Every student enrolled in CS414 must have an EID, which they use to login to RamWeb, Canvas, etc. However, every CS414 student is also automatically given a Computer Science login as well. If you were enrolled in CS courses prior to this semester, you may already know about these accounts.
Using departmental machines is optional. You can do all your work on your personal machines. Having a CS login gives you another option for accessing email from Computer Science machines. You can also connect to departmental machines to check whether or not your programs will run here. Using your CS account, you can get access to certain Microsoft applications, as described below.
There are several linux machines named after state capitals (e.g., salem.cs.colostate.edu, denver, etc) that you can connect to. You must have an ssh client on your machine. For windows, you can install putty. Linux machines and macs come with ssh. A VPN is not required to connect to the CS machines.

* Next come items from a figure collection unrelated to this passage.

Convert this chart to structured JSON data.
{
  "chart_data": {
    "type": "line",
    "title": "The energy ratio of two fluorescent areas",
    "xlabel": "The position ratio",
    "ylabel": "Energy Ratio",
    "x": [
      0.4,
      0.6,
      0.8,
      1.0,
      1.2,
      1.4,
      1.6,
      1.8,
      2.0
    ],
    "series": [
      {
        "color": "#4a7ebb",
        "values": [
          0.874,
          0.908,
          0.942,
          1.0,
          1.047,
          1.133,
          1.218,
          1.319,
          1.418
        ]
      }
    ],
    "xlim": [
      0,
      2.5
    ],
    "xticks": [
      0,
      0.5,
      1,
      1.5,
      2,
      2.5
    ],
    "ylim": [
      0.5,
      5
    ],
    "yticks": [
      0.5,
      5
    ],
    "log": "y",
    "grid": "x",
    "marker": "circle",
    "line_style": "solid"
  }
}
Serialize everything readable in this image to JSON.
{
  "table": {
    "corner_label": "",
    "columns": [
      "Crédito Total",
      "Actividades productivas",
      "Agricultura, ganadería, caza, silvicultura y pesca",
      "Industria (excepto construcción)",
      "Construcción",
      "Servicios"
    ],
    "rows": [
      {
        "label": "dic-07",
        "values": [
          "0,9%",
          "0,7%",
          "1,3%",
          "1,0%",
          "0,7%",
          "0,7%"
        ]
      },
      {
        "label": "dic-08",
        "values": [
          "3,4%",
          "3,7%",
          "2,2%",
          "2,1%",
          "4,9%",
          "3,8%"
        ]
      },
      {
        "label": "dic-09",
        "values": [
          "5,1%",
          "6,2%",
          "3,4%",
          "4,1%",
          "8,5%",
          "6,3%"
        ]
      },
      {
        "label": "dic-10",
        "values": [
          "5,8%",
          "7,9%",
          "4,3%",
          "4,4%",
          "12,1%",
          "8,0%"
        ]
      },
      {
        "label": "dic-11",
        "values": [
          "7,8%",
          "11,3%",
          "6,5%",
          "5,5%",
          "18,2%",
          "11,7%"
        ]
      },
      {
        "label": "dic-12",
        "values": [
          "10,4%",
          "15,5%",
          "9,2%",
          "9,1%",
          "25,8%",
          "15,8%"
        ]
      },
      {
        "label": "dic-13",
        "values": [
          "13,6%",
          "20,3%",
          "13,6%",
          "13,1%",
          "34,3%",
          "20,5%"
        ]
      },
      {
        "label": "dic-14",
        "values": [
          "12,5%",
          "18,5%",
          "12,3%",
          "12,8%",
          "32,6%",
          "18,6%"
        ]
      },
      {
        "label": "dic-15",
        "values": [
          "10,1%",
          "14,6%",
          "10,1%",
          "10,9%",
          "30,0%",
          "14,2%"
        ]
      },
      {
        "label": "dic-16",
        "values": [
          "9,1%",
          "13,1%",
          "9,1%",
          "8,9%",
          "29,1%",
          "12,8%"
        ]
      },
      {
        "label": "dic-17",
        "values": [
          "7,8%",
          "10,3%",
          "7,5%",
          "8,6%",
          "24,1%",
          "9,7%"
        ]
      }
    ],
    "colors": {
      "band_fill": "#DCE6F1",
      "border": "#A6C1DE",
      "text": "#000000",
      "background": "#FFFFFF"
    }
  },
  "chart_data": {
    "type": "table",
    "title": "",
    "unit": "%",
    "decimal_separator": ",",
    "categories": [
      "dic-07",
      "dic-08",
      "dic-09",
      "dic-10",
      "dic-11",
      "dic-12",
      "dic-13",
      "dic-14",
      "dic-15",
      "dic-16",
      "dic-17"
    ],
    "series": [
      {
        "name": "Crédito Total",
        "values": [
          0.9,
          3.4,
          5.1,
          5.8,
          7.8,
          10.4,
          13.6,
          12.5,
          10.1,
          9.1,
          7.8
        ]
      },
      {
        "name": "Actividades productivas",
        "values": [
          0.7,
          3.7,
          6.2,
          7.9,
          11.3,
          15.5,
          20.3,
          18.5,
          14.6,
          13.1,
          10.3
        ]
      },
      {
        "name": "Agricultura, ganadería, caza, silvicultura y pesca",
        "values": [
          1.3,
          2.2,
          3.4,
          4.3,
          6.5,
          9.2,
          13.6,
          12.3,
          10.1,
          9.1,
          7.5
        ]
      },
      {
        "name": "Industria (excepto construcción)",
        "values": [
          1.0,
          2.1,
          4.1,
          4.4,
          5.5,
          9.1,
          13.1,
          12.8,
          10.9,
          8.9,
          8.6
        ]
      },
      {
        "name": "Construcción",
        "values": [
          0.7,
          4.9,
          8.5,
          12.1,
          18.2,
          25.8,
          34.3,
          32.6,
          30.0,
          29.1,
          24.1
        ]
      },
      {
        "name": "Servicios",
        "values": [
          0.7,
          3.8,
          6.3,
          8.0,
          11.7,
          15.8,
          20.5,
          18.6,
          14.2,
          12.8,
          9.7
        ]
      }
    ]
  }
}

You can transfer files from departmental machines to yours using sftp. You must connect to ftp.cs.colostate.edu and use your login and password.
You will need several tools in this course:
You can use any editor, compiler and runtime environment. One option is to install an editor (notepad, wordpad, emacs, vi, vim, etc), and use Sun's JDK and JRE to compile and run the programs. You are strongly encouraged to use the Eclipse Integrated Development Environment to do all the programming activities. The advantage is that Eclipse provides a good editor and debugger. It can also be integrated with version control software. Eclipse is the preferred IDE in our department. You can download Eclipse for free from here.
There are several tools available commercially and in the free software domain for drawing UML diagrams. Examples are Visio, Topcased, Eclipse-Omondo, ArgoUML, Poseidon, Visual Paradigm, and Rational Software Modeler. A list of some UML tools can be found on Wikipedia. Below is a select set of tools that support the modeling activities covered in our software engineering classes (e.g., CS314, CS414). Visio may be the best option for most of you. As long as you use a tool that exports diagrams to image files that can be inserted into a word / PDF document, you should be fine.
Microsoft Visio is installed on the Windows PCs in the department. You can also get it for free as described below.
Microsoft Imagine enables CSU Computer Science faculty members, undergraduate majors, graduate students, and certain classes to acquire software at minimal cost. Use your CS account user name and password to Log in to this website. Contact Paul Hansen (sna@cs.colostate.edu) if you have questions regarding access.
Anyone taking CS classes has a CS email account. Your CS email address is your CS login added to @cs.colostate.edu. Password is the same as your CS account. If you don't know your CS login, please send email to cs414@cs.colostate.edu.
Quick access to CS email is available here.
A modeling environment developed as part of an EU project. It was built to primarily support the development of critical embedded software. You can download it from here.
Another option, which has both a free and a trial version (free, time-limited, but has more functionality) is Visual Paradigm's SDE.
This is a pretty good UML tool that integrates with Eclipse, JBuilder, and a few other IDEs. The more functional versions also provide code-generation, so this might help out with the implementation.
Version control and source code control is very useful when you are working in a team. Even if you are not, it still helps to be able to retrieve an older version of a file that used to work when the current version is lost or broken. You must use GitHub in your projects.